Numerical Analysis of Influence Mechanism of Orifice Eccentricity on Silo Discharge Rate

Eccentric silo is an extremely common type of silo, but it is still unclear how to accurately control the discharge by adjusting eccentric orifices, limiting the application and development of eccentric silo. In this study, the rice particle discharging process on silos with different eccentricities was simulated by the discrete element method (DEM), and the influence mechanism of orifice eccentricity on silo discharge rate was analyzed. The results show that eccentricity has a direct influence on the particle volume fraction and vertical velocity that determine the discharge rate of the silo. In fully eccentric silo, it is not easy for particle flow to achieve balance, particles will pass through outlet with more kinetic energy. Moreover, continuous force network cannot be formed between particles with shear resistance, resulting in weak interlocking action between particles.
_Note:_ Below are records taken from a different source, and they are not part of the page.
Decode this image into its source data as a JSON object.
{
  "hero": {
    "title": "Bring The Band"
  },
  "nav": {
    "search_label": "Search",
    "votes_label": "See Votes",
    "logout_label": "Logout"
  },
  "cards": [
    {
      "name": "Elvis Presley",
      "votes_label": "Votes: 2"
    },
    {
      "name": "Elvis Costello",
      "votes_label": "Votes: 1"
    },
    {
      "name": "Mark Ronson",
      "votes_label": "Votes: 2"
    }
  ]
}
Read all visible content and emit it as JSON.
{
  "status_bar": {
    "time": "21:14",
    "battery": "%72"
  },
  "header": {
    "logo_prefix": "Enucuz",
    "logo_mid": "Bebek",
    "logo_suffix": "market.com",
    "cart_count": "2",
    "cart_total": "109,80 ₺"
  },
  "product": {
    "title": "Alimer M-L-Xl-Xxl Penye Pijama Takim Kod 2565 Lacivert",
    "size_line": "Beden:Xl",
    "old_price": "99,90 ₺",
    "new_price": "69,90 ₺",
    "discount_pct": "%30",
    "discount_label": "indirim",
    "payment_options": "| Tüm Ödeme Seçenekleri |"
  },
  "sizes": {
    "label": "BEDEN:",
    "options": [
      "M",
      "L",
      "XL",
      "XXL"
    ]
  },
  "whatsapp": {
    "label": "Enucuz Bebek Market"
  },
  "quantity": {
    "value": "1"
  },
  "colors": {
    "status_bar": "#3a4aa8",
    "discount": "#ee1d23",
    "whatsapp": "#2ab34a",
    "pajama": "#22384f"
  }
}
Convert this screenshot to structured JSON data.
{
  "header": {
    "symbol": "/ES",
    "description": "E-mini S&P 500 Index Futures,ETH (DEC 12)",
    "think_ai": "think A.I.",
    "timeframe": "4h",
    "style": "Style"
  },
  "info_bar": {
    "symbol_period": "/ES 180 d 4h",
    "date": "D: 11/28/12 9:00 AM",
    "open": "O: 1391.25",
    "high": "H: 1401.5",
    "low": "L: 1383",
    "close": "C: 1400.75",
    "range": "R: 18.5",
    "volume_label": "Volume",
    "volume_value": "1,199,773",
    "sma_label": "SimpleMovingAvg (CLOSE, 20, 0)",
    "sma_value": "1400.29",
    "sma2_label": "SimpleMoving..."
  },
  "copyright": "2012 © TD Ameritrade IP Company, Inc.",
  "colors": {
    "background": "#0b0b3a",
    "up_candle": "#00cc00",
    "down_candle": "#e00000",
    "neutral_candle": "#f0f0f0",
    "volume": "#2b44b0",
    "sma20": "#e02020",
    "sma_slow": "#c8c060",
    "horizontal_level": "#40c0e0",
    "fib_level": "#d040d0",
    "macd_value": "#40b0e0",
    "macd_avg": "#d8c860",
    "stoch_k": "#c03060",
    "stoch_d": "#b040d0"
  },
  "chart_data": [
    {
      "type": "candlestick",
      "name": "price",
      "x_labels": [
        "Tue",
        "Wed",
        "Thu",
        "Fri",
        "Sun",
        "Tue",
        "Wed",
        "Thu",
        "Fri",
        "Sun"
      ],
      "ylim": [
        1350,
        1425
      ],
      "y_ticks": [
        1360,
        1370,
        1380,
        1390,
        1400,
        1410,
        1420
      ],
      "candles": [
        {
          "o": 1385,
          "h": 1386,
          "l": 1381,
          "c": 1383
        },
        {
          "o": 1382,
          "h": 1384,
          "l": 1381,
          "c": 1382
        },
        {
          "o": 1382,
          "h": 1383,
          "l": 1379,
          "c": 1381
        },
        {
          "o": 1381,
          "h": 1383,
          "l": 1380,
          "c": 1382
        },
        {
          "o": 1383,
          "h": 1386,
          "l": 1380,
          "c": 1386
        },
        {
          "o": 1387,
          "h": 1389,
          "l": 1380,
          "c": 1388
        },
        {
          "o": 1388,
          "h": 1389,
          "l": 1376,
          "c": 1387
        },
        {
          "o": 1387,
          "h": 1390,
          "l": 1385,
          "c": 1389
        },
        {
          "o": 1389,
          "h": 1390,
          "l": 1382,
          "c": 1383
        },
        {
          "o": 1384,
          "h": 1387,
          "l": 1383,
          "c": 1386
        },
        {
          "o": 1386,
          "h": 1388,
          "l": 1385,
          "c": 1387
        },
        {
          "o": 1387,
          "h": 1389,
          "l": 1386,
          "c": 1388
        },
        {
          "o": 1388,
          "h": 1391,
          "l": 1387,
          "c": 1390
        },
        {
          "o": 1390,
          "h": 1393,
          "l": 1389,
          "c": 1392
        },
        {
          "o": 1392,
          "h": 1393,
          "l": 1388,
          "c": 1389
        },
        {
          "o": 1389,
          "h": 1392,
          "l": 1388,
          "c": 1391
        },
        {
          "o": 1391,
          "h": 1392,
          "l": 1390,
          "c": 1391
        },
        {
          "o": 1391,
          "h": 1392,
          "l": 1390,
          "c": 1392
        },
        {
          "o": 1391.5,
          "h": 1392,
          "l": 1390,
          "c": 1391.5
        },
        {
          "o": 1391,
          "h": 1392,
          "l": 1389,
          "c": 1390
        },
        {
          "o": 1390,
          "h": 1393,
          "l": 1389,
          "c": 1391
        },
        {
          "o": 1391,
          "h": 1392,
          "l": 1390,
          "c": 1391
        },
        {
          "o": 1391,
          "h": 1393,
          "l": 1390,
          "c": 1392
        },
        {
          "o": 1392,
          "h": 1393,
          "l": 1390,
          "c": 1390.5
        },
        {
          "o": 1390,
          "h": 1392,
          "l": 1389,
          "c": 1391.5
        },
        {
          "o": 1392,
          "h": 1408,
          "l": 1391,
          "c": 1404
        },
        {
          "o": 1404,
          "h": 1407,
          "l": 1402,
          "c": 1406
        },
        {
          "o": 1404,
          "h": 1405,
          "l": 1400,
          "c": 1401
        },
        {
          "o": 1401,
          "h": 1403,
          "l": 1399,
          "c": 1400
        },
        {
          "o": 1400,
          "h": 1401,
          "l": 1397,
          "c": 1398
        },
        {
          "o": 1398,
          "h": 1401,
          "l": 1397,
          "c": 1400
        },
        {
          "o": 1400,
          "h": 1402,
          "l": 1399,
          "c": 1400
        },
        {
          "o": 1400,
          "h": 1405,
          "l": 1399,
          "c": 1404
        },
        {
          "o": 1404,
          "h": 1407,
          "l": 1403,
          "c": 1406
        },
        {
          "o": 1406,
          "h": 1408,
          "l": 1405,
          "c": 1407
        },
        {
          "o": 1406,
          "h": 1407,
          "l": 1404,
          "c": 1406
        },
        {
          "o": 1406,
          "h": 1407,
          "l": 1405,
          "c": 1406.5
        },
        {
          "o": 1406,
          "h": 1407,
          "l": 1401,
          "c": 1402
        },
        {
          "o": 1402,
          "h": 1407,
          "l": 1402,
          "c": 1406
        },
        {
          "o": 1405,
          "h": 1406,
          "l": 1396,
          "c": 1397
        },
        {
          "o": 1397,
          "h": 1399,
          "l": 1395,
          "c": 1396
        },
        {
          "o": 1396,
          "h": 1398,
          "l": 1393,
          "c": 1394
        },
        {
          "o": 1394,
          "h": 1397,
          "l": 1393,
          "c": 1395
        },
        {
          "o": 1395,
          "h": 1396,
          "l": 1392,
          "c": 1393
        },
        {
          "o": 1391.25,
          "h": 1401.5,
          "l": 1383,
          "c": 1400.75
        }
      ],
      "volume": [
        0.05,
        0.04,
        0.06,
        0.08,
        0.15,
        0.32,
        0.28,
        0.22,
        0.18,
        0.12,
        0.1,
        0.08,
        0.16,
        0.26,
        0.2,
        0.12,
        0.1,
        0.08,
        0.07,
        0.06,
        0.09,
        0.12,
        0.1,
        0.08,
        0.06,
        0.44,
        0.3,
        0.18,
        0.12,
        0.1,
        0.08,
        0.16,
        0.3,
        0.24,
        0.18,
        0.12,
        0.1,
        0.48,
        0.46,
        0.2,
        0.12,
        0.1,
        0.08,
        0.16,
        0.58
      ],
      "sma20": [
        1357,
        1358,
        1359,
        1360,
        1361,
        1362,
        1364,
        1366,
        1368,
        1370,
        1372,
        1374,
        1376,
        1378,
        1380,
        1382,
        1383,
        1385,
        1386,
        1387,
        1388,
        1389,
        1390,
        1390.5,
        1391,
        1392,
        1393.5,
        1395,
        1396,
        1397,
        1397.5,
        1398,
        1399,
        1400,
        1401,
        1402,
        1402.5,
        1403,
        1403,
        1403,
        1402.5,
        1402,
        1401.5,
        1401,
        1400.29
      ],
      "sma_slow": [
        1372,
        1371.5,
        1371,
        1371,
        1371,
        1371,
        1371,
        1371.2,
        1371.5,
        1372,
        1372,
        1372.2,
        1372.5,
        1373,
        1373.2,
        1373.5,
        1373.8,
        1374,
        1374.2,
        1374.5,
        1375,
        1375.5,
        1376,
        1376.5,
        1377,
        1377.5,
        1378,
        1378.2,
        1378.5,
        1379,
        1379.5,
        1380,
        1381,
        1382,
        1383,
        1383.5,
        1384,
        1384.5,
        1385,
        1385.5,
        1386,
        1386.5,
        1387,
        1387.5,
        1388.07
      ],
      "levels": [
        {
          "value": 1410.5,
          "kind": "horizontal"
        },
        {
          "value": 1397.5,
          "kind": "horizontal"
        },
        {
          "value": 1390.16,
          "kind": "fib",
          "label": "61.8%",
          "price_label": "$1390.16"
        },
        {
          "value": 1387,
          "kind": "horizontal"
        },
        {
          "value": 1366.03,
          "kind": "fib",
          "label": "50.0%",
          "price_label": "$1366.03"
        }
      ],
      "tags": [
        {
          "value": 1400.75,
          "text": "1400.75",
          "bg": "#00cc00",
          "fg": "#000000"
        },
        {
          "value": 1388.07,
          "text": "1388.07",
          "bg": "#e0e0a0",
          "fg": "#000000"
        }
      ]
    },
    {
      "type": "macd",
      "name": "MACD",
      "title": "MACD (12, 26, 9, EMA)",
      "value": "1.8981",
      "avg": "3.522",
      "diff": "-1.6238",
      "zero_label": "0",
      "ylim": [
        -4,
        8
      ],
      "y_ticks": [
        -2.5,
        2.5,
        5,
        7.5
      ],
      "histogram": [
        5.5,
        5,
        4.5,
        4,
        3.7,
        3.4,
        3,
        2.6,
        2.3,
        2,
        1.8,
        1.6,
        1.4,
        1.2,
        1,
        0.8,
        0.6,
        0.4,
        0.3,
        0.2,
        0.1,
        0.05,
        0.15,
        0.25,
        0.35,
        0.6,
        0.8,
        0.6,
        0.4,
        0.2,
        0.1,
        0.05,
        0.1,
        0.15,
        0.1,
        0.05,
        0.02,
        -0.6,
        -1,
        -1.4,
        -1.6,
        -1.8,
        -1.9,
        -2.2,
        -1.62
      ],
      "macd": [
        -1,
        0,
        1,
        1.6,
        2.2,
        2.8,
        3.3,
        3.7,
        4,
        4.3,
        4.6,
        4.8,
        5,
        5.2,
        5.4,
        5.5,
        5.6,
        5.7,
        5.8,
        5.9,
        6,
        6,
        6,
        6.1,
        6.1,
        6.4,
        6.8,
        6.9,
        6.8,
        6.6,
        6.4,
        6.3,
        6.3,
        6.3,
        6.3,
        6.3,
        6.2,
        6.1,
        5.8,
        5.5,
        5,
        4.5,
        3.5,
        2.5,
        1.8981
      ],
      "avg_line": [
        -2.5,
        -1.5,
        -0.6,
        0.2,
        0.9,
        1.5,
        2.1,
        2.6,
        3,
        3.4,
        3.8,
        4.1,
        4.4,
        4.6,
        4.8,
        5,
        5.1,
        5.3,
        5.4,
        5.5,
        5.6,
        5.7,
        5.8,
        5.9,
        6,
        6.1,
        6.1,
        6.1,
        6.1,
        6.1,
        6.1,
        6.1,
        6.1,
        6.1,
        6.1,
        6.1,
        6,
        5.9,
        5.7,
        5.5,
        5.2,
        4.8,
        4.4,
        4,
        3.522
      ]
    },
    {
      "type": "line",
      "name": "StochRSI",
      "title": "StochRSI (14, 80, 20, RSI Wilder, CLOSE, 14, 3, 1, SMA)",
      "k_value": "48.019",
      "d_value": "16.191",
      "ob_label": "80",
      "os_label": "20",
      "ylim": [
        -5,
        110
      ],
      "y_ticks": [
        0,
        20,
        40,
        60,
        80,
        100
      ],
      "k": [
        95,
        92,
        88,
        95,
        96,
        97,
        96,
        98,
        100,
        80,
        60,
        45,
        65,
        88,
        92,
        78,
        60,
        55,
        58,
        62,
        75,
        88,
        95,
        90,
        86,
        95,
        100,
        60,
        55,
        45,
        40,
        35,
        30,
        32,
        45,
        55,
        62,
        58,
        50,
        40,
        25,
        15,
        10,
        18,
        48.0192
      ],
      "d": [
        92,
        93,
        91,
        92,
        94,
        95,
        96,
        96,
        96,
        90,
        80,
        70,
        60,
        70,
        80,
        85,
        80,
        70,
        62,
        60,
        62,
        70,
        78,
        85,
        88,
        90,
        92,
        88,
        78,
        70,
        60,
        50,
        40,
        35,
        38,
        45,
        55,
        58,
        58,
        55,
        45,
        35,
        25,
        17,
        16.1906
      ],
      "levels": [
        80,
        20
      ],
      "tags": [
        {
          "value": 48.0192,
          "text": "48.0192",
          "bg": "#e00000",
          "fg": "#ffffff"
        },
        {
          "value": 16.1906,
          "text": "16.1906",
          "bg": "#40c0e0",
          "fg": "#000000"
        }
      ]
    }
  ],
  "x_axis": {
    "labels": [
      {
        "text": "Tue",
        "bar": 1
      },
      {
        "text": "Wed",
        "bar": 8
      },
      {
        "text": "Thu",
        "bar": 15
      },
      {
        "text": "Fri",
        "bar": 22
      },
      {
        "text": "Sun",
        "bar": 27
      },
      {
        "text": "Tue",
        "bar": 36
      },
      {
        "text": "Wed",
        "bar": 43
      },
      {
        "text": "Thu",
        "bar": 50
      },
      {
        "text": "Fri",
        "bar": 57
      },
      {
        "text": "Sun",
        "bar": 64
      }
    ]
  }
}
The orientation of particle in fully eccentric silo is more vertical, especially near the silo wall, which will produce larger local particle volume fraction above the orifice. When the eccentricity exceeds the critical eccentricity, the sparse flow area on the discharge orifice becomes larger, and the particle acceleration area increases accordingly. Research findings may offer valuable insights for the accurate control of discharge rate of eccentric silo, as well as for optimizing silo design.